Türk ihracatçısı zorlu geçen 2024 yılında nasıl bir başarı sağladı?
Öncelikle bir konunun altını çizmek istiyorum: Üretim ve ihracat Türkiye ekonomisi için lokomotif rolü oynuyor. Ülkemizi kalkındırmanın, milletimizin refahını artırmanın yolu, kaynaklarımızı en etkili şekilde kullanmaktan, ürettiğimize değer katmaktan ve daha çok ihracat yapmaktan geçiyor. Türkiye İhracatçılar Meclisi (TİM) olarak ilk günden itibaren bu bilinçle çalışıyor, ülkemize daha fazla döviz kazandırmak için tüm imkânlarımızı seferber ediyoruz.
Ancak küresel pazarlarda talebin yavaş seyretmesi ve yurt içinde girdi maliyetleri ile kur arasındaki makasın açılması nedeniyle 2024 rekabetçiliğimizin zayıfladığı bir yıl oldu. Tüm olumsuzluklara rağmen 2024’ün 11 ayını 238,5 milyar dolarlık ihracatla tamamladık. Geçen yılın aynı dönemine göre yüzde 2,5 artıdayız. Yıl sonunda 260 milyar doların üzerinde bir mal ihracatıyla tüm zamanların en yüksek değerine ulaşmış olacağız. Hizmet ihracatçılarımız 2024’te de çok başarılı bir performans sergiliyor. Geçen yıl 106 milyar dolar olan hizmet ihracatımızı yıl sonunda inşallah 115 milyar doların üzerine taşıyarak rekor tazeleyeceğiz.
Mal ihracatında da bu yıl tüm zamanların en yüksek değerine ulaşsak da sonucu başarı olarak göremiyoruz. Çünkü yılı hedefin altında tamamlıyoruz. Evet küresel pazarlarda talebin yavaş seyretmesi mal ihracatımıza olumsuz yansıdı. Ancak asıl sorun rekabetçiliğimizi kaybetmemizden kaynaklandı. Çünkü Türkiye’de üretim maliyetleri çok yüksek. Dolar bazında Asya’daki rakiplerimizden yüzde 40-50, Avrupa’daki bazı ülkelerden yüzde 15-20 pahalıyız. Birçok sektörde fiyat tutturamadığımız için günden güne rekabetçiliğimizi kaybediyoruz. Firmalarımız, çarkı döndürmek, müşteri kaybetmemek için maliyetine, hatta zararına sipariş almak zorunda kalıyor. Elbette bu sürdürülebilir bir durum değil. Girdi maliyetleri ve kur arasındaki dengesizlik devam ettikçe oyundan düşüyoruz.

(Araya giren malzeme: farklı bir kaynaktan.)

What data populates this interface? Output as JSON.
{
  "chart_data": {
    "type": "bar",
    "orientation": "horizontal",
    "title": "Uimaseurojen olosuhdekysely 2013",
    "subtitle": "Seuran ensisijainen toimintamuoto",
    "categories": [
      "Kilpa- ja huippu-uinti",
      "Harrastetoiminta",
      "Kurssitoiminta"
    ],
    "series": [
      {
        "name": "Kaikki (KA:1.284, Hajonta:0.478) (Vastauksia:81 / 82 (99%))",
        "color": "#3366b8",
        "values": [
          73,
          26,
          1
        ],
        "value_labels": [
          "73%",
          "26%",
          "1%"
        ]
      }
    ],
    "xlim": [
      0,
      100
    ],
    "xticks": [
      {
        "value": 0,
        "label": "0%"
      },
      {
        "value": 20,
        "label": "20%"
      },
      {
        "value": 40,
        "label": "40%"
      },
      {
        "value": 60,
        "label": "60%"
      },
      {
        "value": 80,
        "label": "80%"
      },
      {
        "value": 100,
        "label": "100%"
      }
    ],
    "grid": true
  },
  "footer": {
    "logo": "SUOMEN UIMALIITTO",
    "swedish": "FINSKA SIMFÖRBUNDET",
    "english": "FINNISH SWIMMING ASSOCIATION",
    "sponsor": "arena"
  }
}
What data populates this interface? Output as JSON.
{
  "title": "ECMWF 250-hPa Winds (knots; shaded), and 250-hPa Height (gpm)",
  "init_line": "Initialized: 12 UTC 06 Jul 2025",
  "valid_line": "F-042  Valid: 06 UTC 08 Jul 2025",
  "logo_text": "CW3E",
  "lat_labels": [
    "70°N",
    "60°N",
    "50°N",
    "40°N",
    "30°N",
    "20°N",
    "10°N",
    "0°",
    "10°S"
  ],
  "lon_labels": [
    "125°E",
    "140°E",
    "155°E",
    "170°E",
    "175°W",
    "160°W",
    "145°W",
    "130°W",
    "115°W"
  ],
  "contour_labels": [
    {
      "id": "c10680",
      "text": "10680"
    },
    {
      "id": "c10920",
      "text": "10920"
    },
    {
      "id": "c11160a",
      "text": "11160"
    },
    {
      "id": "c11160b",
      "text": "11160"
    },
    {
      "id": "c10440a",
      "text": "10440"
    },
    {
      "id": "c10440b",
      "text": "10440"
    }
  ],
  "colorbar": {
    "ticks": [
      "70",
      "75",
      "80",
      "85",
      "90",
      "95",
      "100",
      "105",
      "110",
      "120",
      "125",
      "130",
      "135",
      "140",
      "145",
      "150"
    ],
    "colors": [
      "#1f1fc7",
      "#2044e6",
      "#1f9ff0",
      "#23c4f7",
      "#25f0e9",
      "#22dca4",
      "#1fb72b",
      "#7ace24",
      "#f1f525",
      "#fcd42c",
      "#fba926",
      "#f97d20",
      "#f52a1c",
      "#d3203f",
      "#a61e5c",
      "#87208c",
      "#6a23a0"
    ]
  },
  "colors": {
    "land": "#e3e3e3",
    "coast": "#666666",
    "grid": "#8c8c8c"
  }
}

İhracatçı için kısa vadede girdi maliyetleriyle döviz kurunu dengelemenin dışında bir çözüm görünmüyor. Biz 2025’le birlikte bu sorunların aşılacağını umut ediyoruz. Hızımızı kesen engeller kaldırılırsa 2025’te 280 milyar dolarlık hedefe emin adımlarla koşabiliriz. 2028’de ise 375 milyar dolarlık mal ve 200 milyar dolarlık hizmet ihracatı hedefimiz var. Bu hedeflere ulaşabilmemiz için ihracatımızı her yıl çift haneli büyütebilmeliyiz.
‘İHRACATÇILARIMIZIN KALBİ AVRUPA’DA ATMAYA DEVAM DİYOR’
İhracatta hangi pazarların yıldızı parladı?
İhracatçılarımızın kalbi, her zaman olduğu gibi Avrupa’da atmaya devam ediyor. Toplam ihracatımızın yüzde 42’sini AB ülkelerine gerçekleştiriyoruz. Diğer Avrupa ülkeleriyle birlikte oran yüzde 57’ye ulaşıyor. 11 aylık süreçte Avrupa’ya ihracatımızı yüzde 3,4 artırarak 136 milyar dolar seviyesine ulaştık.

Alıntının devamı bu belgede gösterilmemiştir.